Gerard había oído hablar de esos seres, las criaturas nacidas años atrás de los huevos de los dragones del Bien sometidos a una corrupta aberración producto de la magia, pero nunca había visto uno. Al contemplar a aquél —un corpulento baaz— pensó que aunque no hubiese visto ninguno en toda su vida no lo habría echado de menos.
El draconiano se sostenía sobre las piernas como un hombre, pero tenía el cuerpo cubierto de escamas. Sus manos eran grandes, escamosas, con los dedos rematados por afiladas garras. Su rostro recordaba el de un lagarto o una serpiente, con hileras de puntiagudos dientes y una larga lengua que dejaba a la vista al esbozar una horrenda sonrisa. Unas alas, cortas y atrofiadas, sobresalían de su espalda y se movían sin cesar, suavemente, agitando el aire a su alrededor.
El draconiano esperaba a Gerard dentro del cuartel general. El joven caballero vio a la criatura en el momento de entrar y no pudo evitar pararse en la puerta, vacilante, invadido por el asco. Los otros caballeros que se encontraban en la estancia, holgazaneando, lo observaron con aire enterado y sus muecas burlonas se ensancharon al reparar en su desagrado.
Furioso consigo mismo, Gerard entró en el edificio del cuartel con firmes zancadas. Pasó ante el draconiano, que se había levantado haciendo un ruido rasposo en el suelo con las garras de los pies.
El oficial al mando le entregó los informes diarios; Gerard los cogió e hizo intención de marcharse, pero el oficial lo detuvo.
—Eso también es para el gobernador. —Señaló con el pulgar al draconiano, que alzó la cabeza con aire malicioso—. Groul tiene un despacho para el gobernador.
Gerard se armó de valor y con una actitud despreocupada, que esperaba no se notara lo falsa que era, se acercó a la repugnante criatura.
—Soy el ayudante del gobernador. Entrégame la carta.
Groul chasqueó los dientes de un modo desconcertante y levantó la mano en la que sostenía el estuche del pergamino, aunque no se lo dio a Gerard.
—Mis órdenes son entregarla personalmente al gobernador —manifestó.
Gerard había imaginado que el reptil tendría poca o ninguna inteligencia, que balbucearía un galimatías casi incoherente o, en el mejor de los casos, una jerga aberrante del Común. No esperaba que el ser se expresara tan bien y que, en consecuencia, fuera inteligente, así que tuvo que esforzarse por reajustar sus ideas acerca de cómo tratarlo.
—Le entregaré el despacho al gobernador —insistió—. Ha habido varios atentados contra su vida y, en consecuencia, no permite que entren extraños en su casa. Te doy mi palabra de honor de que se lo entregaré personalmente a él.
—¡Honor! Esto es lo que pienso de tu honor. —La lengua de Groul salió de su boca y se retrajo ruidosamente, salpicando de saliva a Gerard. El draconiano se acercó a él, haciendo ruidos rasposos en el suelo con las garras de los pies—. Escucha, caballero —siseó—. Me envía la excelentísima Berylinthranox. Me ha ordenado que entregue este despacho al gobernador militar Medan y que espere su respuesta. Es un asunto de máxima urgencia. Haré lo que se me ha mandado, así que condúceme ante el gobernador.
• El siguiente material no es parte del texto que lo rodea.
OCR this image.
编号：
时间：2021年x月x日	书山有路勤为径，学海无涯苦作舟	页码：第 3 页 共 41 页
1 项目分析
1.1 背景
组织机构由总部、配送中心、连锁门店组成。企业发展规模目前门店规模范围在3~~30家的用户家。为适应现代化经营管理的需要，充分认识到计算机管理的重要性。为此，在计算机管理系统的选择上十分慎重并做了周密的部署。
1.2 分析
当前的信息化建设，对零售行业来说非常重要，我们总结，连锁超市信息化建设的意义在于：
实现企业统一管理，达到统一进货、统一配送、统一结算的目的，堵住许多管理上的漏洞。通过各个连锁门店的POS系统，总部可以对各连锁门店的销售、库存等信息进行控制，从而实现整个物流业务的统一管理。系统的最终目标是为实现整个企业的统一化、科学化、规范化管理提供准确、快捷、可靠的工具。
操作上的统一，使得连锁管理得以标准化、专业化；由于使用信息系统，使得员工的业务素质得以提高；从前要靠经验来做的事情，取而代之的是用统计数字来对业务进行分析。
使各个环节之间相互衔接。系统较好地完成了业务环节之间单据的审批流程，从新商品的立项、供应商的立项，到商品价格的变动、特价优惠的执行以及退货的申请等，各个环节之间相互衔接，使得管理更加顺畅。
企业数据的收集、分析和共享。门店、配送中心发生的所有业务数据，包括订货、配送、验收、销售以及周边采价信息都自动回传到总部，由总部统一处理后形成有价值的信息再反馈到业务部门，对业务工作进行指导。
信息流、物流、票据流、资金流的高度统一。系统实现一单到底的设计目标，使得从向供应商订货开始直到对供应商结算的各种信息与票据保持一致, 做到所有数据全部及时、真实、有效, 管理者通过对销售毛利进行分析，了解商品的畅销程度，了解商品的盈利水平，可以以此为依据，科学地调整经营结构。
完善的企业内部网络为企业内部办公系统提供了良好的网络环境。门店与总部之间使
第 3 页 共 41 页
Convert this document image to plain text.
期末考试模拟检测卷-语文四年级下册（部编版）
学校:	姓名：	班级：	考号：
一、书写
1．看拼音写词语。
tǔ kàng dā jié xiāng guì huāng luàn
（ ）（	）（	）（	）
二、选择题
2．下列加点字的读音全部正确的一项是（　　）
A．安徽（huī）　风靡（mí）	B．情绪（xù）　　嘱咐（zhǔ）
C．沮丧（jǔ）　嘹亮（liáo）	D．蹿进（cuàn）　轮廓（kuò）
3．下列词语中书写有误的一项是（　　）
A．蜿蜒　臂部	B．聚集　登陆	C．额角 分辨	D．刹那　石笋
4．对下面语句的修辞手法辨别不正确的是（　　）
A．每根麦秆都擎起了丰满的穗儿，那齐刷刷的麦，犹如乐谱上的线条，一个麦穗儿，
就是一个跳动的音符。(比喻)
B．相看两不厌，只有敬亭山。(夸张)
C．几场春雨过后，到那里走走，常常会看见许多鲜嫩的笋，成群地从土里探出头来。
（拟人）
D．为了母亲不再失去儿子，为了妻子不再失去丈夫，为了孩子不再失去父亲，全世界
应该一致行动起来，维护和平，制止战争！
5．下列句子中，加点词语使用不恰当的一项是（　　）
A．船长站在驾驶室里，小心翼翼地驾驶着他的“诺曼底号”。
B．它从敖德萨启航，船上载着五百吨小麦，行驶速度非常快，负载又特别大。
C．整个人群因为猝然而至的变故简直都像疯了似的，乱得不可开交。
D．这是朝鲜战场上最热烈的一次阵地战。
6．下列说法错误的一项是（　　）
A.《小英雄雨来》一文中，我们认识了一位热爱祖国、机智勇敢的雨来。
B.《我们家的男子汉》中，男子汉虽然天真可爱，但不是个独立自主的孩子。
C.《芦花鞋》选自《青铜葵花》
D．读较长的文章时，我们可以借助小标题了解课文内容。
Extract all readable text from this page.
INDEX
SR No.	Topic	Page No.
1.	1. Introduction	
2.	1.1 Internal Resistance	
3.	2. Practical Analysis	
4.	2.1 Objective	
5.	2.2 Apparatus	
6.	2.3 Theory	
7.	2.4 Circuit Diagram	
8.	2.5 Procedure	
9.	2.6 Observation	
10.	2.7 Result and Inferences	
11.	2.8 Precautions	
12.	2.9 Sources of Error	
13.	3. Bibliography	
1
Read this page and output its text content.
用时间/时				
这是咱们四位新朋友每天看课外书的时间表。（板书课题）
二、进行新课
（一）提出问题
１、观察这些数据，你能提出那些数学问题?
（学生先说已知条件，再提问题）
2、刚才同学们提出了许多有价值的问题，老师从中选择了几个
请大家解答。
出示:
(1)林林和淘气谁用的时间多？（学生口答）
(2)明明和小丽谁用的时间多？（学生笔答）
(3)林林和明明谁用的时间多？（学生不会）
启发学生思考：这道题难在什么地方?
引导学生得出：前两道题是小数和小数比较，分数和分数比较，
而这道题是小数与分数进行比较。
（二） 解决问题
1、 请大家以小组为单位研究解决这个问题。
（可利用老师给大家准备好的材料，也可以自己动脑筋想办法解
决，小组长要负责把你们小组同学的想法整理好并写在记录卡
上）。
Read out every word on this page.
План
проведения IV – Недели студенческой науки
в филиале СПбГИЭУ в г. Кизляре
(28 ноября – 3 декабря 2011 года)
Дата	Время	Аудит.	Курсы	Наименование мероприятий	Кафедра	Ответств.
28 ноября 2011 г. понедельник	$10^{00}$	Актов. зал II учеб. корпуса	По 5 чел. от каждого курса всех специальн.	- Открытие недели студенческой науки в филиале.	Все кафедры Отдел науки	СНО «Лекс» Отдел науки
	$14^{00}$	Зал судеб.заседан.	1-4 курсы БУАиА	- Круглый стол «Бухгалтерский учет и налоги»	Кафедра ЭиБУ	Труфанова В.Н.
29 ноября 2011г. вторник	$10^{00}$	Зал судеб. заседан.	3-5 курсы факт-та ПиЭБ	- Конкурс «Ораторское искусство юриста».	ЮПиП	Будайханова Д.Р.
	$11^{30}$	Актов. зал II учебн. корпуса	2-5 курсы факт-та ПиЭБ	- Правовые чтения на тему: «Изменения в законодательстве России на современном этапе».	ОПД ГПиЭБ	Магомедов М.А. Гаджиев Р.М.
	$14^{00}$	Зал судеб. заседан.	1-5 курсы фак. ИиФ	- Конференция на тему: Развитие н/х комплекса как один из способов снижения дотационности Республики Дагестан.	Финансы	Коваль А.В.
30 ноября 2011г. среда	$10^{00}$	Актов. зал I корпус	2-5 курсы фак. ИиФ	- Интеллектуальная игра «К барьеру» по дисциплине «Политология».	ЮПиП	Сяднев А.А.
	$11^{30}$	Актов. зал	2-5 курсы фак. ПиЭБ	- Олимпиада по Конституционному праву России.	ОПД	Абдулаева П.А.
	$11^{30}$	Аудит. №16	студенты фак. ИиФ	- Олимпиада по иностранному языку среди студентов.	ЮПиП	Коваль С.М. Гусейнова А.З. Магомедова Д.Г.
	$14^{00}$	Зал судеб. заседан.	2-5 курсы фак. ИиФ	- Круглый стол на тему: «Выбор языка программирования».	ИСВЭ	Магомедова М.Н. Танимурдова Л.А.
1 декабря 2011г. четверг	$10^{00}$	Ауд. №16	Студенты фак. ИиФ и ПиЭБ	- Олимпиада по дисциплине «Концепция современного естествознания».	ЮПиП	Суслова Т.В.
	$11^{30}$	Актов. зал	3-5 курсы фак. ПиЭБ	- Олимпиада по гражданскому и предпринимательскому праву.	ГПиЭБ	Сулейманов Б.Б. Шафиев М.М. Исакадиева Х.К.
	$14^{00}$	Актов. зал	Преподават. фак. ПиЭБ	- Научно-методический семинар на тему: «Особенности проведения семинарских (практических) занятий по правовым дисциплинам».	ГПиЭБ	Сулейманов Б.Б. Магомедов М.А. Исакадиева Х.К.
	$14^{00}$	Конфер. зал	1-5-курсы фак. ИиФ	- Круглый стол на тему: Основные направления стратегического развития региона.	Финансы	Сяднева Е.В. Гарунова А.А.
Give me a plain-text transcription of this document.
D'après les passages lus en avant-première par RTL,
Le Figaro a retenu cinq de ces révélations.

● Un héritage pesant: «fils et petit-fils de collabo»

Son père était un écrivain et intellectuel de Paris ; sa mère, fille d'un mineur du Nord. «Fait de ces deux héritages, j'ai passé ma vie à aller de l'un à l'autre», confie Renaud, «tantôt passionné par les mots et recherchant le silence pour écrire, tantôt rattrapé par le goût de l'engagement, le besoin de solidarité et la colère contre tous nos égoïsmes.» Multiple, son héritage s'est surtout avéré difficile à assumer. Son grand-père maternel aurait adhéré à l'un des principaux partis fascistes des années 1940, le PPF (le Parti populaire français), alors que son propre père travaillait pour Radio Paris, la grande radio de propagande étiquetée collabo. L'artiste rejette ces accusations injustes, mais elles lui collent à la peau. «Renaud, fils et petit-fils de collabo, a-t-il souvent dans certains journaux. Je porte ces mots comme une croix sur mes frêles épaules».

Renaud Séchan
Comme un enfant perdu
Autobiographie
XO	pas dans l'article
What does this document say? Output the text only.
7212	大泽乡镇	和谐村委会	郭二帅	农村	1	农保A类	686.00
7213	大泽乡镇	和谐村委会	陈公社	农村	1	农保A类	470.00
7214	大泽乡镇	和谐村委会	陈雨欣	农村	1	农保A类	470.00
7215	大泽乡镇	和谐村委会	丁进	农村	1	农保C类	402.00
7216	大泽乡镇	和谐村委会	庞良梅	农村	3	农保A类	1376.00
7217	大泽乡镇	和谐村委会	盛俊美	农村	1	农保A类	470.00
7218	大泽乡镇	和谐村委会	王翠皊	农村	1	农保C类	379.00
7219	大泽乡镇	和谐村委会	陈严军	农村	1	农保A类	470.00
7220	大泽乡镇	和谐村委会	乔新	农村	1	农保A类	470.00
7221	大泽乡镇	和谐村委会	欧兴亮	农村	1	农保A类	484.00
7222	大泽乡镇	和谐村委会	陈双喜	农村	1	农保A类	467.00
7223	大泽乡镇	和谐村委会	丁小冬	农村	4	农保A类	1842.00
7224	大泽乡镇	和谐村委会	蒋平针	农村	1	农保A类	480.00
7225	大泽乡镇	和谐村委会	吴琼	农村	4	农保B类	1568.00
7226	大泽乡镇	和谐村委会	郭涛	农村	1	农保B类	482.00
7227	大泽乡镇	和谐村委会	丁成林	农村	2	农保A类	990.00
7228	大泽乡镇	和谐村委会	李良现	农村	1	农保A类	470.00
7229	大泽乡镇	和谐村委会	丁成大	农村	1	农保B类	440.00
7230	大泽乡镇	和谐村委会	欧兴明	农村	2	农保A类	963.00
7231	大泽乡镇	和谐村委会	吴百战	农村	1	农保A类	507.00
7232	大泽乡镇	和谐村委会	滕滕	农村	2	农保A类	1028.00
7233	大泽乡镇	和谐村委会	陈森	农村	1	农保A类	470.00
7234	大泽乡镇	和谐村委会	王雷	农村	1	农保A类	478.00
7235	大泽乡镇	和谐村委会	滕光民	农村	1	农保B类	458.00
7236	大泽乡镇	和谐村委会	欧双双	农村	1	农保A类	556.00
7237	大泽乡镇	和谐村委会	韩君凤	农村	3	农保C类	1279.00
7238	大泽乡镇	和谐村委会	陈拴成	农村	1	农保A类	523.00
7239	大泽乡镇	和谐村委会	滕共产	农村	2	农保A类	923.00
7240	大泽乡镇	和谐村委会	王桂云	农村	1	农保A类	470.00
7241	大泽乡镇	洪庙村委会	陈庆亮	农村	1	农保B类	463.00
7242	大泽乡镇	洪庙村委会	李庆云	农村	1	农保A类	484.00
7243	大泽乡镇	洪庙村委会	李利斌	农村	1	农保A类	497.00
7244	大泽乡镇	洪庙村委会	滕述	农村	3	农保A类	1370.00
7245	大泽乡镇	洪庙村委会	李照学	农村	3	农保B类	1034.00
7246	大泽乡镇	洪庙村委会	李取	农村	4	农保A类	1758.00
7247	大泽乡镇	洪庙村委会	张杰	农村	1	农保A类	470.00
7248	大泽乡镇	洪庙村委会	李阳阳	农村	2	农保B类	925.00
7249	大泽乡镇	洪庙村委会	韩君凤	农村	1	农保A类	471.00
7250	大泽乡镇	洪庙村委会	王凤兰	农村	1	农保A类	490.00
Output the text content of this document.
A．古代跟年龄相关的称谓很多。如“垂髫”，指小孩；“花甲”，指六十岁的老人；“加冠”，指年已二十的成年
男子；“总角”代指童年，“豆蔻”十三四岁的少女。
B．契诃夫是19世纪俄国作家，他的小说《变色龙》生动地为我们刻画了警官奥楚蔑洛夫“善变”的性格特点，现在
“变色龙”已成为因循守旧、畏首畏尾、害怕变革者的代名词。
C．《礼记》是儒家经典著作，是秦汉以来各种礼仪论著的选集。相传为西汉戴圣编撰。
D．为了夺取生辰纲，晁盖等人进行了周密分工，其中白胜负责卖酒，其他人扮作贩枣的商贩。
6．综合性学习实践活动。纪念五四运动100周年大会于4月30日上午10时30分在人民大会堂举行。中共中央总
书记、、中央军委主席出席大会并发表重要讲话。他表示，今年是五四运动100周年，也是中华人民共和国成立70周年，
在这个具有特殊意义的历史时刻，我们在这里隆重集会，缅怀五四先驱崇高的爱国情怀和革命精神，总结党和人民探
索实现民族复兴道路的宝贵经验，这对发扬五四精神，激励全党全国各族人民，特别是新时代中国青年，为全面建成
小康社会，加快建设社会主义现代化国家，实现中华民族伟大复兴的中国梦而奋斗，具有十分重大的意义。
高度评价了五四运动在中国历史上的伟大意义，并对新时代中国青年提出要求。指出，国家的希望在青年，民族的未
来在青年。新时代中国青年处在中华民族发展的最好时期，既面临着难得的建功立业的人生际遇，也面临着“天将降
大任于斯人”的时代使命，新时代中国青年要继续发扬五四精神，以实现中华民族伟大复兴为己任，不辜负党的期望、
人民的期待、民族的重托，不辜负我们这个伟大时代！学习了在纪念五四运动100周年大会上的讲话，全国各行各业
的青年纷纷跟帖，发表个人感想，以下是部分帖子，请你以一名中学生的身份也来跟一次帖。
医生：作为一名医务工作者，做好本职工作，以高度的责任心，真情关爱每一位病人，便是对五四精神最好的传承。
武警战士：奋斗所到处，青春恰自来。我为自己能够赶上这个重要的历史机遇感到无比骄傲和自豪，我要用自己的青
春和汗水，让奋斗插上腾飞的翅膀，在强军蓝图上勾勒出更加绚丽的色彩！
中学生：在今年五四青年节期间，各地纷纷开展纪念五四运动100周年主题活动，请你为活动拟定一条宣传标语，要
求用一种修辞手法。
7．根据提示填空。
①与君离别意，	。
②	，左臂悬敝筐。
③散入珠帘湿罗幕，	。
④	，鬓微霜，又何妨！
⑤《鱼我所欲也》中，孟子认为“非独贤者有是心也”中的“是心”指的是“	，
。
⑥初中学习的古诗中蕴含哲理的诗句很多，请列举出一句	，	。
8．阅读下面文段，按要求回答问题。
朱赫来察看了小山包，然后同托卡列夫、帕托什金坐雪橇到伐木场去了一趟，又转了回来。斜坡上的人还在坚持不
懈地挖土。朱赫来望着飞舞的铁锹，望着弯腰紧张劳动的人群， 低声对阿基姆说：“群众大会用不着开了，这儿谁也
Gerard podría haber hecho lo que exigía el draconiano y ahorrarse, probablemente, un montón de problemas, pero tenía dos razones para negarse. La primera, que estaba decidido a leer el despacho de la Verde antes de entregárselo a Medan, cosa harto difícil de hacer con el papel asido firmemente en la garra del draconiano. La segunda era más sutil, y a Gerard le resultaba incomprensible, pero se sentía impelido a cumplirla: no le gustaba la idea de que aquella despreciable criatura entrara en la hermosa casa del gobernador, con sus garrudos pies abriendo agujeros en la tierra, destrozando los parterres, pisoteando las plantas, golpeando los muebles con su cola, babeándolo todo, y haciendo gala de aquel gesto malicioso, burlón.